Поразительно – скульптура один в один похожа на рисунок, оставленный древним художником тысячи лет назад в Монголии. На камне четко видна легкая мчащаяся колесница, которой стоя управляет высокий худощавый мужчина. Я почти уверена, что древний художник переродился в двадцатом веке в Альберто Джакометти.

А вот и другой изящный наскальный рисунок – здесь художник Средневековья с любовью запечатлел карету с княгиней. Карета запряжена грациозными скакунами, ее сопровождает вооруженная охрана. Рисунок свидетельствует о том, что Гоби всегда, даже много веков назад, манила людей своими таинственными барханами.

Тысячу лет назад знатная женщина в этой пустыне, одна… Что ее привело сюда? О чем она думала? И ведь захотелось ей запечатлеть этот момент свидания с великой пустыней…
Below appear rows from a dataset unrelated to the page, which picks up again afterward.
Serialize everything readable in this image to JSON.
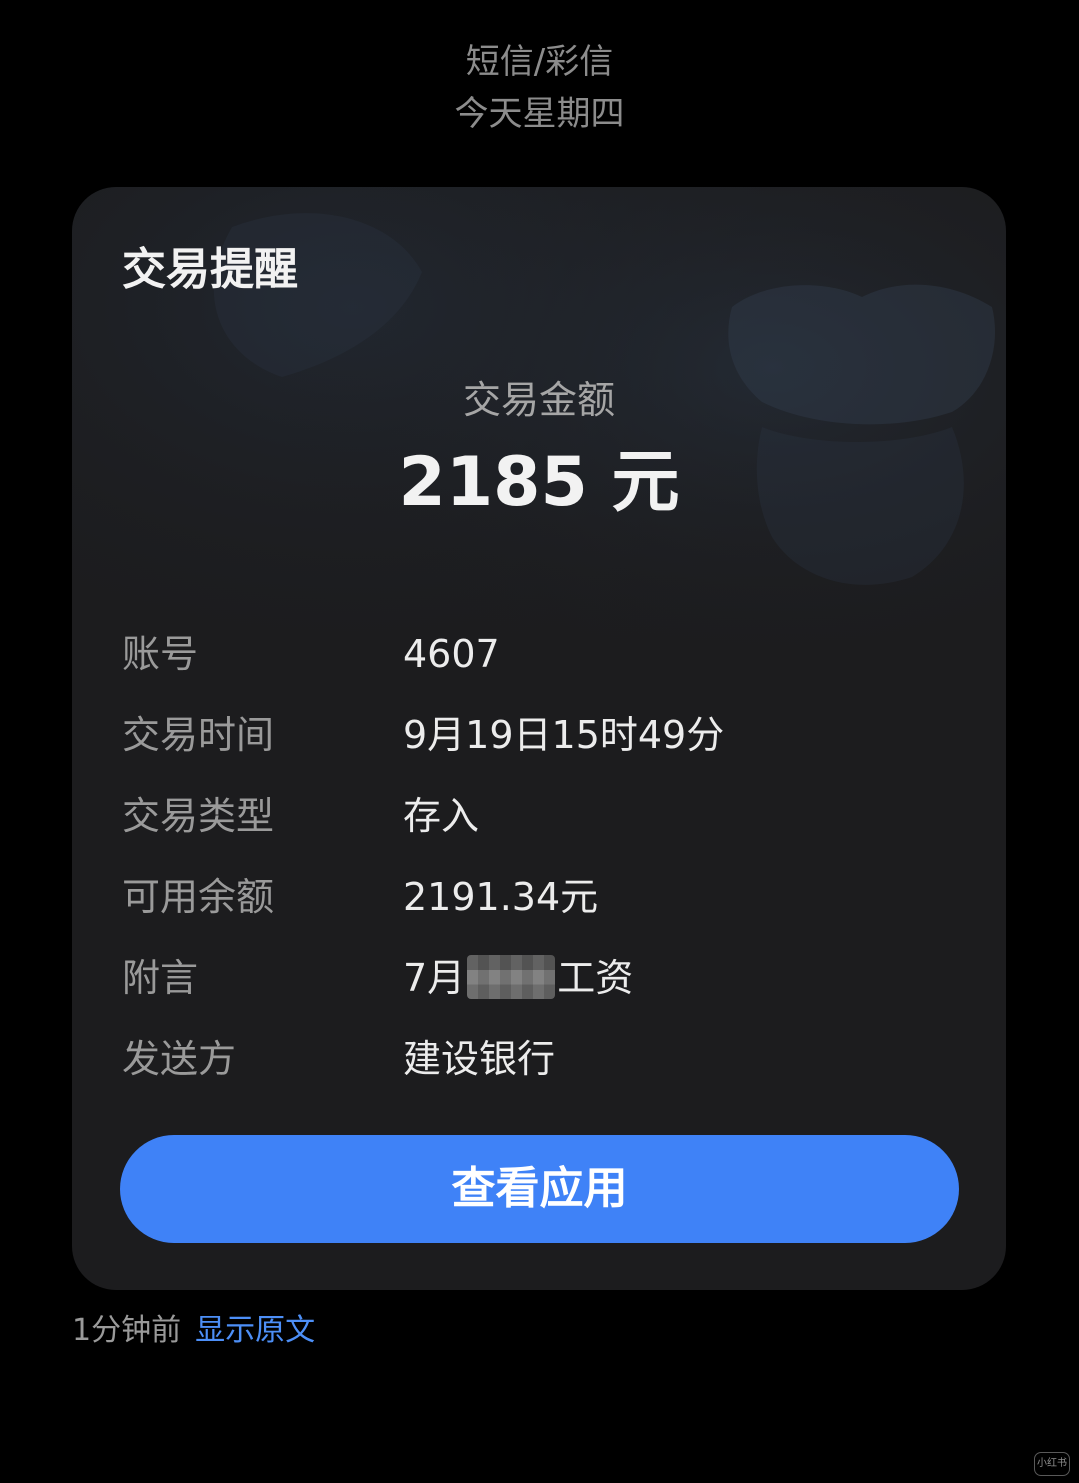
{
  "header": {
    "category": "短信/彩信",
    "date": "今天星期四"
  },
  "card": {
    "title": "交易提醒",
    "amount_label": "交易金额",
    "amount_value": "2185 元",
    "details": [
      {
        "label": "账号",
        "value": "4607"
      },
      {
        "label": "交易时间",
        "value": "9月19日15时49分"
      },
      {
        "label": "交易类型",
        "value": "存入"
      },
      {
        "label": "可用余额",
        "value": "2191.34元"
      },
      {
        "label": "附言",
        "value_prefix": "7月",
        "value_suffix": "工资"
      },
      {
        "label": "发送方",
        "value": "建设银行"
      }
    ],
    "button_label": "查看应用"
  },
  "footer": {
    "time": "1分钟前",
    "link": "显示原文"
  },
  "watermark": {
    "text": "小红书"
  },
  "colors": {
    "background": "#000000",
    "card": "#1c1c1e",
    "accent": "#3f82f7",
    "link": "#4d8ff7"
  }
}
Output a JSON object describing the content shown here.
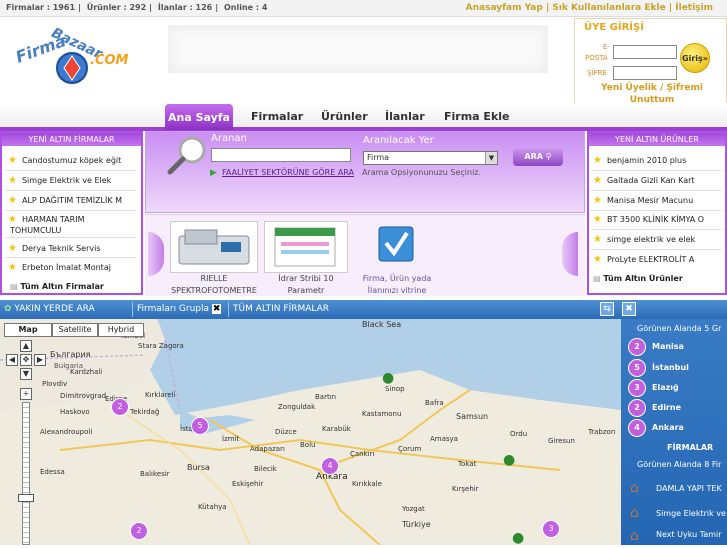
{
  "stats": {
    "firms": "Firmalar : 1961",
    "products": "Ürünler : 292",
    "ads": "İlanlar : 126",
    "online": "Online : 4"
  },
  "top_links": "Anasayfam Yap | Sık Kullanılanlara Ekle | İletişim",
  "logo_text": "FirmaBazaar.COM",
  "login": {
    "title": "ÜYE GİRİŞİ",
    "email_label_1": "E-",
    "email_label_2": "POSTA",
    "password_label": "ŞİFRE",
    "button": "Giriş»",
    "links": "Yeni Üyelik / Şifremi Unuttum"
  },
  "nav": [
    "Ana Sayfa",
    "Firmalar",
    "Ürünler",
    "İlanlar",
    "Firma Ekle"
  ],
  "left_panel": {
    "title": "YENİ ALTIN FİRMALAR",
    "items": [
      "Candostumuz köpek eğit",
      "Simge Elektrik ve Elek",
      "ALP DAĞITIM TEMİZLİK M",
      "HARMAN TARIM",
      "TOHUMCULU",
      "Derya Teknik Servis",
      "Erbeton İmalat Montaj"
    ],
    "footer": "Tüm Altın Firmalar"
  },
  "right_panel": {
    "title": "YENİ ALTIN ÜRÜNLER",
    "items": [
      "benjamin 2010 plus",
      "Gaitada Gizli Kan Kart",
      "Manisa Mesir Macunu",
      "BT 3500 KLİNİK KİMYA O",
      "simge elektrik ve elek",
      "ProLyte ELEKTROLİT A"
    ],
    "footer": "Tüm Altın Ürünler"
  },
  "search": {
    "label": "Aranan",
    "type_label": "Aranılacak Yer",
    "selected": "Firma",
    "sector_link": "FAALİYET SEKTÖRÜNE GÖRE ARA",
    "hint": "Arama Opsiyonunuzu Seçiniz.",
    "button": "ARA"
  },
  "showcase": [
    {
      "line1": "RIELLE",
      "line2": "SPEKTROFOTOMETRE"
    },
    {
      "line1": "İdrar Stribi 10",
      "line2": "Parametr"
    },
    {
      "line1": "Firma, Ürün yada",
      "line2": "İlanınızı vitrine"
    }
  ],
  "map": {
    "tabs": [
      "YAKIN YERDE ARA",
      "Firmaları Grupla",
      "TÜM ALTIN FİRMALAR"
    ],
    "modes": [
      "Map",
      "Satellite",
      "Hybrid"
    ],
    "labels": [
      "Black Sea",
      "България",
      "Bulgaria",
      "Edirne",
      "Kırklareli",
      "Tekirdağ",
      "İstanbul",
      "İzmit",
      "Bursa",
      "Balıkesir",
      "Eskişehir",
      "Kütahya",
      "Zonguldak",
      "Bartın",
      "Kastamonu",
      "Sinop",
      "Bafra",
      "Samsun",
      "Ankara",
      "Kırıkkale",
      "Çorum",
      "Amasya",
      "Tokat",
      "Ordu",
      "Giresun",
      "Trabzon",
      "Kırşehir",
      "Yozgat",
      "Türkiye",
      "Karabük",
      "Bolu",
      "Adapazarı",
      "Düzce",
      "Bilecik",
      "Çankırı",
      "Kardzhali",
      "Plovdiv",
      "Dimitrovgrad",
      "Haskovo",
      "Yambol",
      "Stara Zagora",
      "Alexandroupoli",
      "Edessa"
    ],
    "markers": [
      {
        "label": "2"
      },
      {
        "label": "5"
      },
      {
        "label": "4"
      },
      {
        "label": "3"
      },
      {
        "label": "2"
      }
    ],
    "right_head": "Görünen Alanda 5 Gr",
    "cities": [
      {
        "count": "2",
        "name": "Manisa"
      },
      {
        "count": "5",
        "name": "İstanbul"
      },
      {
        "count": "3",
        "name": "Elazığ"
      },
      {
        "count": "2",
        "name": "Edirne"
      },
      {
        "count": "4",
        "name": "Ankara"
      }
    ],
    "firms_title": "FİRMALAR",
    "firms_head": "Görünen Alanda 8 Fir",
    "firms": [
      "DAMLA YAPI TEK",
      "Simge Elektrik ve",
      "Next Uyku Tamir"
    ]
  }
}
Среди барханов, разрисованных ветром в виде волн, двигалась карета, в которой, покачиваясь в такт колесам, ехала княгиня Онори, женщина по тем временам преклонного возраста – тридцати пяти лет, хорошо сохранившаяся. Стройная, высокая, с четко обозначенными скулами, с глубокими черными глазами, одетая в красивые богатые наряды. Она с грустью вспоминала свою жизнь: некогда молодой красавец-князь влюбился в нее, тогда ей было пятнадцать лет. Онори тоже была влюблена в князя. Они поженились. Счастливая молодая женщина родила ему двух сыновей. Дети быстро подросли. Когда им исполнилось семь и восемь лет, князь привел в дом вторую жену – семнадцатилетнюю миниатюрную смуглую девушку с пухлыми губами.

Онори очень ревновала супруга ко второй жене, но таковы были традиции. Смирившись с выпавшей ей долей, но глубоко переживая свое положение, Онори старательно выполняла обязанности первой жены. Но когда стало невыносимо тяжело и тоскливо, решилась на отчаянный шаг – отправиться в дальнюю дорогу. Такое себе могли позволить только мужчины. Ей необходимо было забыться, отвлечься, но главное – она будет просить величественных богов, чтобы они вернули любовь супруга.

Онори долго убеждала мужа отпустить ее в священные места Гоби помолиться за здоровье детей. Но князь не давал ответа, потому что женщинам не положено отправляться без мужей в дальние поездки. Неожиданно помогла вторая жена, уговорив хозяина за одну ночь. Князь дал свое согласие и распорядился снарядить целый караван повозок для первой жены. Он выделил вооруженную охрану (путь был неблизким и опасным), слуг, даже художника, который должен был запечатлеть ее путешествие, не говоря уже о провианте и одежде.

Онори в первое время думала о своей дальнейшей жизни. Как ей быть? Она постарела. Так же страстно любила мужа. Такими же мучительными были длинные ночи, проводимые в одиночестве. Она знала, что без ее мудрых советов мужу не обойтись, ведь благодаря ее уму князь успешно правит в своих владениях.

Чем дальше карета продвигалась в глубь пустыни, тем интереснее становилось ей. Наблюдая из окна своего экипажа за меняющимися картинами жизни природы, все меньше и меньше она думала о муже. Онори даже не подозревала, что пустыня может быть столь прекрасной и величественной. В один из дней она поймала себя на мысли, что ей хочется изложить свои впечатления на бумаге. Она поняла, что мир не ограничивается только домом, семьей, княжеским двором – на свете много прекрасного и удивительного, существуют иные ценности и понятия. Путники, встречавшиеся по дороге, рассказывали о других странах и чудесах, которые ей были неведомы. Жизнь Онори резко изменилась.

Вернувшись, Онори заказала дархану – кузнецу – новое колесо для своей кареты.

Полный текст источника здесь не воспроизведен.